When using the AWS SDK for Go with Buffalo, explicitly select only required attributes and avoid scanning entire items.

// handlers/secure.go
func GetProfile(c buffalo.Context) error {
    svc := dynamodb.New(session.Must(session.NewSession()))
    input := &dynamodb.GetItemInput{
        TableName: aws.String("users"),
        Key: map[string]*dynamodb.AttributeValue{
            "user_id": {
                S: aws.String(c.Params().Get("id")),
            },
        },
        ProjectionExpression: aws.String("user_id, email, name, role"), // Exclude tokens
    }
    result, err := svc.GetItem(input)
    if err != nil {
        return c.Error(500, errors.New("database error"))
    }
    if result.Item == nil {
        return c.Error(404, errors.New("not found"))
    }
    // Manually construct response without token attributes
    response := map[string]interface{}{
        "user_id": *result.Item["user_id"].S,
        "email":   *result.Item["email"].S,
        "name":    *result.Item["name"].S,
        "role":    *result.Item["role"].S,
    }
    return c.Render(200, r.JSON(response))
}

3. Secure token storage and logging controls

Ensure tokens are stored with appropriate encryption attributes in DynamoDB and configure Buffalo to avoid logging sensitive data. Use middleware to sanitize request logs.

// middleware/secure_logger.go
package middleware

import (
    "github.com/gobuffalo/buffalo"
    "net/http"
)

func SecureLogger(next buffalo.Handler) buffalo.Handler {
    return func(c buffalo.Context) error {
        // Avoid logging headers that may contain tokens
        c.Request().Header.Del("Authorization")
        return next(c)
    }
}

// In actions/app.go
app.GET("/users/:id", SecureLogger(Show))

These patterns reduce the risk of token leakage by ensuring sensitive attributes are never projected into responses or logs, and DynamoDB queries are scoped to necessary fields only.

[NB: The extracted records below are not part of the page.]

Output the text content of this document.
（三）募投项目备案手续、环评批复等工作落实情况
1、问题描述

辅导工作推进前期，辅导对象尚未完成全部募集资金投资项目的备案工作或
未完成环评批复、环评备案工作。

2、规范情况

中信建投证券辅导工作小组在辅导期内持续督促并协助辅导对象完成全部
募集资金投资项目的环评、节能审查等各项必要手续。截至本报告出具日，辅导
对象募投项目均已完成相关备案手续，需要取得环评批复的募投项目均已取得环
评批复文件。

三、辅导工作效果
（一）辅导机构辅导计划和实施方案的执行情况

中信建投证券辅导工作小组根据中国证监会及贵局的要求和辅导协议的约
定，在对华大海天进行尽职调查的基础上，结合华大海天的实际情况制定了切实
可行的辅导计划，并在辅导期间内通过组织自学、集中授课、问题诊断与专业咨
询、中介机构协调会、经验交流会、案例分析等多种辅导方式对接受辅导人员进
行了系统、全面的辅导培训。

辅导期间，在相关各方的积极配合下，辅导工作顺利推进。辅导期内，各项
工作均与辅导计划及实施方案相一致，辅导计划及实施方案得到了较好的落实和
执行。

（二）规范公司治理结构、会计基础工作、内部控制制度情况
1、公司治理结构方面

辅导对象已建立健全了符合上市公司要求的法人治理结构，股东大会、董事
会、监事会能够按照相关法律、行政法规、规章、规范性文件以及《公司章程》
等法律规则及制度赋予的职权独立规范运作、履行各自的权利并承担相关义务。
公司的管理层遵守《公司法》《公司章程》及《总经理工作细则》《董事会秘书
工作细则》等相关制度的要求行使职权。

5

Frequently Asked Questions

How can I verify that tokens are not being returned in API responses?
Use the middleBrick CLI to scan your Buffalo endpoints: middlebrick scan https://your-api.com. Review the JSON report for any findings related to BOLA/IDOR and data exposure. Cross-reference with your DynamoDB table schema to confirm token attributes are excluded from projection expressions.
Does middleBrick detect token leakage patterns specific to DynamoDB in Buffalo apps?
Yes. middleBrick runs 12 security checks in parallel, including Data Exposure and BOLA/IDOR, and cross-references OpenAPI specs with runtime findings. It can identify whether endpoints inadvertently expose token attributes stored in DynamoDB, even when using unauthenticated scans.